Husbands' opening credits are a series of still photos of four male friends in their early forties. The photos cut to a cemetery where we learn one of the men died of a heart attack. From there, the three remaining men embark on a series of drunken escapades that typically involve them bothering other people, and eventually traveling to London where they attempt to sleep with some women and fail. In a lot of ways these men are where I see Don Draper headed on Mad Men, except there it will be comprehensible and not a messy blur of film. In Faces, we follow a middle-aged couple who are on their last straw. In the course of one night, they both become involved in trysts that end with their lives changed forever. Both films incorporate loosely improvised dialogue and scenes. In the case of Husbands its a complete and total mess.
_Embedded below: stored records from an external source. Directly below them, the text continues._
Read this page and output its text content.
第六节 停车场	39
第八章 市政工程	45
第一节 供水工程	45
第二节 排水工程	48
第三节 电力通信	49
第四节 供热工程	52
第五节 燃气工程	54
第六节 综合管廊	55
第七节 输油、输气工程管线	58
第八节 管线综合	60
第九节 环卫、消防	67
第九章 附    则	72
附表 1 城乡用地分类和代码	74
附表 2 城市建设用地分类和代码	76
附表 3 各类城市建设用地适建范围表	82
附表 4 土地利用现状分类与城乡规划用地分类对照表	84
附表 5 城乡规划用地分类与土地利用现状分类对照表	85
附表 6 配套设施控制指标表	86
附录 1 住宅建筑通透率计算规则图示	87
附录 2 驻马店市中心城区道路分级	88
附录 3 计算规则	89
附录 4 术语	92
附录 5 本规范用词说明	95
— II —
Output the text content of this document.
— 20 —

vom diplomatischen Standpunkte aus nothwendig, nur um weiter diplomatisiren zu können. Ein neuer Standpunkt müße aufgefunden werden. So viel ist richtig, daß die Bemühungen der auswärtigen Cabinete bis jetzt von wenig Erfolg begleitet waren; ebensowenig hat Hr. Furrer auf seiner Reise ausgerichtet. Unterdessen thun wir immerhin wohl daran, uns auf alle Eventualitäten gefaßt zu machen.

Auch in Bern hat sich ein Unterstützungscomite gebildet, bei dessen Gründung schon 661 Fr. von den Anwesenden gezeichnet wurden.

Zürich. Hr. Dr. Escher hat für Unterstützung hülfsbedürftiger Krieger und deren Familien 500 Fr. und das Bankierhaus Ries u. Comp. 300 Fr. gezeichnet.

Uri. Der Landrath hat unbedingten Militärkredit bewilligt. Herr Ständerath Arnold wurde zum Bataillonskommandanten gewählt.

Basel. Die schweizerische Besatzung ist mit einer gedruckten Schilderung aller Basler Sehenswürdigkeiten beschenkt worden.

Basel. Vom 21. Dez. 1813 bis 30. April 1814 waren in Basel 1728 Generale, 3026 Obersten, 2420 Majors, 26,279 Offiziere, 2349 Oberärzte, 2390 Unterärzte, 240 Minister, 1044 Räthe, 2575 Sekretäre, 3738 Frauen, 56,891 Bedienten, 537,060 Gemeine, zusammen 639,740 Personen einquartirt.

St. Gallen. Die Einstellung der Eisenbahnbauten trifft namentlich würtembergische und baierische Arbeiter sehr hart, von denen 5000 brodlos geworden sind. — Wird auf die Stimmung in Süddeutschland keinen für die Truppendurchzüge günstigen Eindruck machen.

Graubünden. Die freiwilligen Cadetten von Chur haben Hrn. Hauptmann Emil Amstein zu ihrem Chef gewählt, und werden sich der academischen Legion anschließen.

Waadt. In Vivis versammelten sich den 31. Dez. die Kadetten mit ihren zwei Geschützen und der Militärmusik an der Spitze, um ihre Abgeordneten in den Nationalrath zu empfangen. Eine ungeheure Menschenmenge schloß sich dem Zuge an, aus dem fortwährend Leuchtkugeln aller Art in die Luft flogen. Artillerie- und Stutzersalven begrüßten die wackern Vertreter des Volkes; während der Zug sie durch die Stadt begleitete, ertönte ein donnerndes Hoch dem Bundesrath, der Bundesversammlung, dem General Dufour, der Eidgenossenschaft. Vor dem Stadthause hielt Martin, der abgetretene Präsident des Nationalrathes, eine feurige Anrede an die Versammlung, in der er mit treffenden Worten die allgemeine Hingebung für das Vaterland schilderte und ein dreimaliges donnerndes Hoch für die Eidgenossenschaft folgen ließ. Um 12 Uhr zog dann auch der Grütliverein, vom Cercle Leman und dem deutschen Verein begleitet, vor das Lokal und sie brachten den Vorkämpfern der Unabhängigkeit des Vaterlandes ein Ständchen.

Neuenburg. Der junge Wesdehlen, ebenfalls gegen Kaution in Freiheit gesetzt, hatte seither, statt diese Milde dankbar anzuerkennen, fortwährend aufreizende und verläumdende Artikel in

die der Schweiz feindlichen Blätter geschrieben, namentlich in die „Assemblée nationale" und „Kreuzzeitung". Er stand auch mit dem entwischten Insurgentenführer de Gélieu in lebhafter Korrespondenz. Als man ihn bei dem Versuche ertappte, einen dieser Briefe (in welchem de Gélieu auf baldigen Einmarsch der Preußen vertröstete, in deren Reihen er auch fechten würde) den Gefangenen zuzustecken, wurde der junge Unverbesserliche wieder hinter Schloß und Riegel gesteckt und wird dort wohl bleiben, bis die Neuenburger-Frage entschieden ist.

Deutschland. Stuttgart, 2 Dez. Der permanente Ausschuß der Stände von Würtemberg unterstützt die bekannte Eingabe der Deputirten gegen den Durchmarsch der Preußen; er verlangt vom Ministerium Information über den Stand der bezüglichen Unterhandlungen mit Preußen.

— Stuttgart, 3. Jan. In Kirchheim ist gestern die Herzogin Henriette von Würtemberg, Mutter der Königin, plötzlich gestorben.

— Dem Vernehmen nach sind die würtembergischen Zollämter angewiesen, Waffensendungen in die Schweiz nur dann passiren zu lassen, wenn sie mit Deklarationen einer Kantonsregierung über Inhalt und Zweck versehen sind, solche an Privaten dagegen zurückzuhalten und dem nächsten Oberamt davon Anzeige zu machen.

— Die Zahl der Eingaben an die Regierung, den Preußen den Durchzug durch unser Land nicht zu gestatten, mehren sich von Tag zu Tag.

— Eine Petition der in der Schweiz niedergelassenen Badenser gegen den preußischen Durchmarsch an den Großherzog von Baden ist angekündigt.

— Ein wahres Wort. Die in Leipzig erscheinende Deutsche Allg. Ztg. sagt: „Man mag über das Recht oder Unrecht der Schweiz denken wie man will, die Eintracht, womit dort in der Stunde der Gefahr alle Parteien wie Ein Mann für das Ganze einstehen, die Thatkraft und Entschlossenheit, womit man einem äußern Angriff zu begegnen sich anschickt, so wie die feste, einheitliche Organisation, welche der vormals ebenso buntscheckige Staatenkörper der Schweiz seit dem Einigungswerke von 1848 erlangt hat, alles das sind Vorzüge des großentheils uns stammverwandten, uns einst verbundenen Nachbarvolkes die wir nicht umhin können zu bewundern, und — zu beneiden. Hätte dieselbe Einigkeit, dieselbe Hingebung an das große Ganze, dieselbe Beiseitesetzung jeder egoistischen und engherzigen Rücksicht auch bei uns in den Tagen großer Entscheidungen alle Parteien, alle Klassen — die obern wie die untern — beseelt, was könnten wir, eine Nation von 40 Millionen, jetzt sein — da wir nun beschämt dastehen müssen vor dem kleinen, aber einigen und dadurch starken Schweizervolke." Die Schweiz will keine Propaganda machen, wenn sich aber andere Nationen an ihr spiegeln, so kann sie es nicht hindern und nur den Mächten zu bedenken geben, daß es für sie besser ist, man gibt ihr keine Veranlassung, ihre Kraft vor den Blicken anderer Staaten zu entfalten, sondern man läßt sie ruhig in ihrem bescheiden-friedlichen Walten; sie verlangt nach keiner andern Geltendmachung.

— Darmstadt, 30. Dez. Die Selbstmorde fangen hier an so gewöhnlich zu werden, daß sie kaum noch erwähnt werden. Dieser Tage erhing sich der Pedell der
Husbands could have said a lot about its time, and the role of husbands and fathers coming out of the 1960s, but it completely fails. It ends up coming across as a Mailer-esque Machofest, where women are treated as objects without a second thought. Yes, Cassavetes doesn't seem to condone that behavior, but the narrative thread of the film is such a mess its hard to figure out what he intends. I think Cassavetes got so caught up in the aesthetics of the film, he forgot to put a story in there. Both Shadows and Faces are the same cinéma vérité style and have heavy improvisation, but they still had stories you could follow. With a film like Husbands you expect some sort of realization on the part of the characters, they don't necessarily have to change or grow, but the audience at least should understand something about them better. We get none of that, one man stays behind in London, the other two come home, stocking up on trinkets for the kids and preparing to be chewed out by their wives and that's it.

I know my mother's father died when she was twelve and he was only forty-five. His death was around the same time of this film and, after seeing certain shows like Mad Men and other period pieces, you can see that excessive drinking and smoking were a common part of the culture. It would have been interesting for these three to be forced into some self-analysis in the wake of their friends' death, and this could have been played out in the same settings and scenarios, just reigned in by a tighter story structure. This was the last generation to have participated in a war they believed was honorable in America (The Korean War) and in the time that followed military service became just one way of defining manhood. For these men, hard drinking, hard smoking, and promiscuity outside their marriage was what defined them. Despite their friend, who surely engaged in these behaviors, dying as a result, they indulge and learn nothing. And the story is told in a way that challenges us to even keep watching. A missed opportunity.